Beyond the effect of anesthesia, the actual surgery promotes metastasis in several ways. First, some large tumors secrete compounds that keep secondary tumors from growing or forming. Removing these primary tumors gives the secondary tumors permission to grow. In addition, cancer cells may be freed from the excised tumor during surgery and enter the bloodstream. Surgical incisions also stimulate the body's healing response. Some aspects of the healing response, such as the production of blood vessels (angiogenesis) and production of inflammatory proteins that increase cyclooxygenase-2 (COX-2) activity, encourage cancer proliferation. COX-2 inhibitors such as Celebrex, and nonsteroidal anti-inflammatory drugs (aspirin and ibuprofen) have been linked to decreased risk of cancer and increased survival time for cancer patients. Several nutritional and herbal supplements also inhibit COX-2, including curcumin (in turmeric), resveratrol (found in red grape skins and made from Japanese knotweed), vitamin E, genistein (a soy isoflavone), epigallocatechin gallate (EGCG, found in green tea), quercetin, fish oil, garlic, feverfew, and silymarin (milk thistle). Nutraceuticals like resveratrol, genistein, EGCG, and curcumin also reduce angiogenesis.

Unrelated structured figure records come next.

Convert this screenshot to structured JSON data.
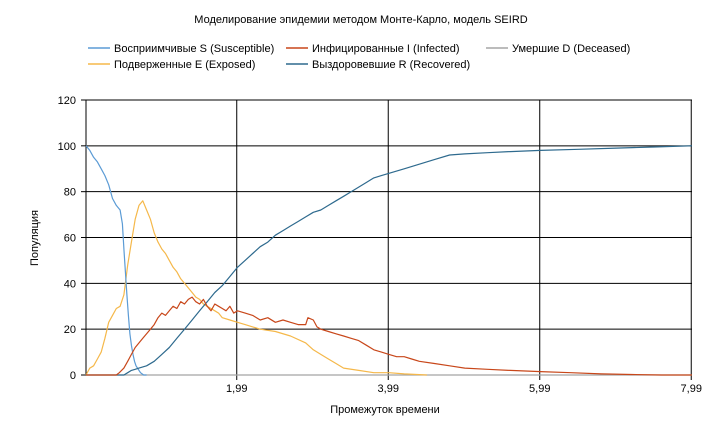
{
  "chart_data": {
    "type": "line",
    "title": "Моделирование эпидемии методом Монте-Карло, модель SEIRD",
    "xlabel": "Промежуток времени",
    "ylabel": "Популяция",
    "xlim": [
      0,
      8.0
    ],
    "ylim": [
      0,
      120
    ],
    "x_ticks": [
      {
        "value": 1.99,
        "label": "1,99"
      },
      {
        "value": 3.99,
        "label": "3,99"
      },
      {
        "value": 5.99,
        "label": "5,99"
      },
      {
        "value": 7.99,
        "label": "7,99"
      }
    ],
    "y_ticks": [
      0,
      20,
      40,
      60,
      80,
      100,
      120
    ],
    "grid": true,
    "legend_position": "top",
    "series": [
      {
        "name": "Восприимчивые S (Susceptible)",
        "color": "#5b9bd5",
        "points": [
          [
            0,
            100
          ],
          [
            0.05,
            98
          ],
          [
            0.1,
            95
          ],
          [
            0.15,
            93
          ],
          [
            0.2,
            90
          ],
          [
            0.25,
            87
          ],
          [
            0.3,
            83
          ],
          [
            0.35,
            77
          ],
          [
            0.4,
            74
          ],
          [
            0.45,
            72
          ],
          [
            0.48,
            66
          ],
          [
            0.5,
            55
          ],
          [
            0.52,
            45
          ],
          [
            0.54,
            35
          ],
          [
            0.56,
            26
          ],
          [
            0.58,
            18
          ],
          [
            0.6,
            13
          ],
          [
            0.62,
            9
          ],
          [
            0.64,
            6
          ],
          [
            0.66,
            4
          ],
          [
            0.68,
            3
          ],
          [
            0.7,
            2
          ],
          [
            0.72,
            1
          ],
          [
            0.74,
            0.5
          ],
          [
            0.76,
            0
          ],
          [
            0.8,
            0
          ]
        ]
      },
      {
        "name": "Инфицированные I (Infected)",
        "color": "#c8471a",
        "points": [
          [
            0,
            0
          ],
          [
            0.4,
            0
          ],
          [
            0.44,
            1
          ],
          [
            0.5,
            3
          ],
          [
            0.55,
            6
          ],
          [
            0.6,
            9
          ],
          [
            0.65,
            12
          ],
          [
            0.7,
            14
          ],
          [
            0.75,
            16
          ],
          [
            0.8,
            18
          ],
          [
            0.85,
            20
          ],
          [
            0.9,
            22
          ],
          [
            0.95,
            25
          ],
          [
            1.0,
            27
          ],
          [
            1.05,
            26
          ],
          [
            1.1,
            28
          ],
          [
            1.15,
            30
          ],
          [
            1.2,
            29
          ],
          [
            1.25,
            32
          ],
          [
            1.3,
            31
          ],
          [
            1.35,
            33
          ],
          [
            1.4,
            34
          ],
          [
            1.45,
            32
          ],
          [
            1.5,
            31
          ],
          [
            1.55,
            33
          ],
          [
            1.6,
            30
          ],
          [
            1.65,
            28
          ],
          [
            1.7,
            31
          ],
          [
            1.75,
            30
          ],
          [
            1.8,
            29
          ],
          [
            1.85,
            28
          ],
          [
            1.9,
            30
          ],
          [
            1.95,
            27
          ],
          [
            2.0,
            28
          ],
          [
            2.1,
            27
          ],
          [
            2.2,
            26
          ],
          [
            2.3,
            24
          ],
          [
            2.4,
            25
          ],
          [
            2.5,
            23
          ],
          [
            2.6,
            24
          ],
          [
            2.7,
            23
          ],
          [
            2.8,
            22
          ],
          [
            2.9,
            22
          ],
          [
            2.93,
            25
          ],
          [
            3.0,
            24
          ],
          [
            3.05,
            21
          ],
          [
            3.1,
            20
          ],
          [
            3.2,
            19
          ],
          [
            3.3,
            18
          ],
          [
            3.4,
            17
          ],
          [
            3.5,
            16
          ],
          [
            3.6,
            15
          ],
          [
            3.7,
            13
          ],
          [
            3.8,
            11
          ],
          [
            3.9,
            10
          ],
          [
            4.0,
            9
          ],
          [
            4.1,
            8
          ],
          [
            4.2,
            8
          ],
          [
            4.3,
            7
          ],
          [
            4.4,
            6
          ],
          [
            4.6,
            5
          ],
          [
            4.8,
            4
          ],
          [
            5.0,
            3
          ],
          [
            5.3,
            2.5
          ],
          [
            5.6,
            2
          ],
          [
            6.0,
            1.5
          ],
          [
            6.4,
            1
          ],
          [
            6.8,
            0.5
          ],
          [
            7.2,
            0.2
          ],
          [
            7.6,
            0
          ],
          [
            8.0,
            0
          ]
        ]
      },
      {
        "name": "Умершие D (Deceased)",
        "color": "#a5a5a5",
        "points": [
          [
            0,
            0
          ],
          [
            8.0,
            0
          ]
        ]
      },
      {
        "name": "Подверженные E (Exposed)",
        "color": "#f5b84a",
        "points": [
          [
            0,
            0
          ],
          [
            0.05,
            3
          ],
          [
            0.1,
            4
          ],
          [
            0.15,
            7
          ],
          [
            0.2,
            10
          ],
          [
            0.25,
            16
          ],
          [
            0.3,
            23
          ],
          [
            0.35,
            26
          ],
          [
            0.4,
            29
          ],
          [
            0.45,
            30
          ],
          [
            0.5,
            35
          ],
          [
            0.55,
            48
          ],
          [
            0.6,
            58
          ],
          [
            0.65,
            68
          ],
          [
            0.7,
            74
          ],
          [
            0.75,
            76
          ],
          [
            0.8,
            72
          ],
          [
            0.85,
            68
          ],
          [
            0.9,
            62
          ],
          [
            0.95,
            58
          ],
          [
            1.0,
            55
          ],
          [
            1.05,
            53
          ],
          [
            1.1,
            50
          ],
          [
            1.15,
            47
          ],
          [
            1.2,
            45
          ],
          [
            1.25,
            42
          ],
          [
            1.3,
            40
          ],
          [
            1.35,
            38
          ],
          [
            1.4,
            36
          ],
          [
            1.45,
            34
          ],
          [
            1.5,
            33
          ],
          [
            1.55,
            31
          ],
          [
            1.6,
            30
          ],
          [
            1.65,
            29
          ],
          [
            1.7,
            28
          ],
          [
            1.75,
            27
          ],
          [
            1.8,
            25
          ],
          [
            1.9,
            24
          ],
          [
            2.0,
            23
          ],
          [
            2.1,
            22
          ],
          [
            2.2,
            21
          ],
          [
            2.3,
            20
          ],
          [
            2.5,
            19
          ],
          [
            2.7,
            17
          ],
          [
            2.9,
            14
          ],
          [
            3.0,
            11
          ],
          [
            3.1,
            9
          ],
          [
            3.2,
            7
          ],
          [
            3.3,
            5
          ],
          [
            3.4,
            3
          ],
          [
            3.6,
            2
          ],
          [
            3.8,
            1
          ],
          [
            4.0,
            1
          ],
          [
            4.2,
            0.5
          ],
          [
            4.5,
            0
          ]
        ]
      },
      {
        "name": "Выздоровевшие R (Recovered)",
        "color": "#2e6a8e",
        "points": [
          [
            0,
            0
          ],
          [
            0.5,
            0
          ],
          [
            0.55,
            1
          ],
          [
            0.6,
            2
          ],
          [
            0.65,
            2.5
          ],
          [
            0.7,
            3
          ],
          [
            0.8,
            4
          ],
          [
            0.9,
            6
          ],
          [
            1.0,
            9
          ],
          [
            1.1,
            12
          ],
          [
            1.2,
            16
          ],
          [
            1.3,
            20
          ],
          [
            1.4,
            24
          ],
          [
            1.5,
            28
          ],
          [
            1.6,
            32
          ],
          [
            1.7,
            36
          ],
          [
            1.8,
            39
          ],
          [
            1.9,
            43
          ],
          [
            2.0,
            47
          ],
          [
            2.1,
            50
          ],
          [
            2.2,
            53
          ],
          [
            2.3,
            56
          ],
          [
            2.4,
            58
          ],
          [
            2.5,
            61
          ],
          [
            2.6,
            63
          ],
          [
            2.7,
            65
          ],
          [
            2.8,
            67
          ],
          [
            2.9,
            69
          ],
          [
            3.0,
            71
          ],
          [
            3.1,
            72
          ],
          [
            3.2,
            74
          ],
          [
            3.3,
            76
          ],
          [
            3.4,
            78
          ],
          [
            3.5,
            80
          ],
          [
            3.6,
            82
          ],
          [
            3.7,
            84
          ],
          [
            3.8,
            86
          ],
          [
            3.9,
            87
          ],
          [
            4.0,
            88
          ],
          [
            4.2,
            90
          ],
          [
            4.4,
            92
          ],
          [
            4.6,
            94
          ],
          [
            4.8,
            96
          ],
          [
            5.0,
            96.5
          ],
          [
            5.3,
            97
          ],
          [
            5.6,
            97.5
          ],
          [
            6.0,
            98
          ],
          [
            6.5,
            98.5
          ],
          [
            7.0,
            99
          ],
          [
            7.5,
            99.5
          ],
          [
            8.0,
            100
          ]
        ]
      }
    ]
  }
}
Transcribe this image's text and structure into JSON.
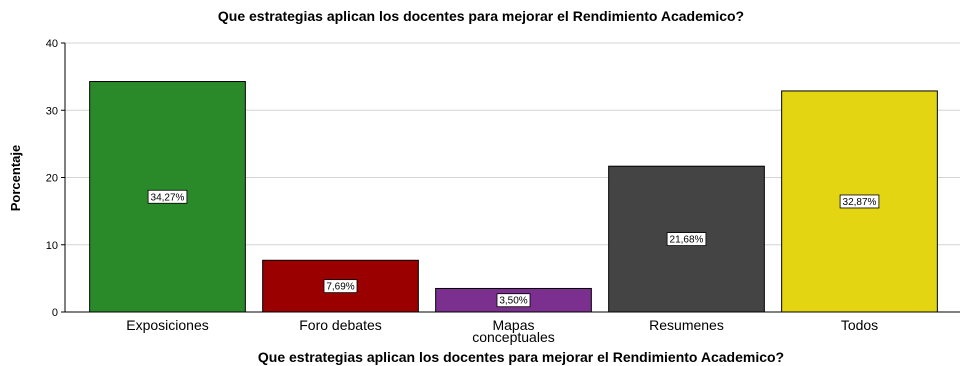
{
  "chart_data": {
    "type": "bar",
    "title": "Que estrategias aplican los docentes para mejorar el Rendimiento Academico?",
    "xlabel": "Que estrategias aplican los docentes para mejorar el Rendimiento Academico?",
    "ylabel": "Porcentaje",
    "ylim": [
      0,
      40
    ],
    "yticks": [
      "0",
      "10",
      "20",
      "30",
      "40"
    ],
    "grid": true,
    "categories": [
      {
        "lines": [
          "Exposiciones"
        ]
      },
      {
        "lines": [
          "Foro debates"
        ]
      },
      {
        "lines": [
          "Mapas",
          "conceptuales"
        ]
      },
      {
        "lines": [
          "Resumenes"
        ]
      },
      {
        "lines": [
          "Todos"
        ]
      }
    ],
    "values": [
      34.27,
      7.69,
      3.5,
      21.68,
      32.87
    ],
    "data_labels": [
      "34,27%",
      "7,69%",
      "3,50%",
      "21,68%",
      "32,87%"
    ],
    "colors": [
      "#2a8a2a",
      "#9b0000",
      "#7b2f8e",
      "#444444",
      "#e3d512"
    ]
  }
}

Another effect of cancer surgery is an increase in cancer cell adhesion (ability to attach to one another and to body tissue). Modified citrus pectin (MCP) is one nutraceutical that reduces cancer cell adhesion. MCP attaches to the galectin-3 adhesion molecules on a cancer cell's surface, which prevents the cell from attaching to other cancer cells. The heartburn-alleviating drug cimetidine also inhibits cancer cell adhesion. This drug blocks the adhesion molecule E-selectin. A 1994 study performed by W.  J. Adams and D. L. Morris found that 93% of colorectal cancer patients who received cimetidine for seven days around their surgery survived three years compared with a 59% survival rate in the control group.

"Taken together, it is evident that the perioperative period harbors many risks," write Israeli researchers Y. Goldfarb and S. Ben-Eliyahu in their 2006–2007 article; "however, it is also the ideal time for battling [minimal residual disease] to reduce recurrence and future metastases. …" They are not talking about more chemotherapy to kill off remaining cancer cells; rather, they recommend making choices that lessen cell-mediated immunity suppression due to surgery. The use of appropriate nutraceuticals or drugs around the time of surgery can bring great benefits with little risk to patients.

Goldfarb Y, Ben-Eliyahu S. Surgery as a risk factor for breast cancer recurrence and metastasis: mediating mechanisms and clinical prophylactic approaches. Breast Dis. 2006-7;26:99–114.
Kohn D. Cancer surgery concerns. Baltimore Sun. May 26, 2006. Available at: http://articles.baltimoresun.com/2006-05-26/news/0605260081_1_breast-cancer-tumors-cancer-research-surgery.
Nemeroff S. Preventing surgery-induced cancer metastasis. Life Extension. December 2009;57–69.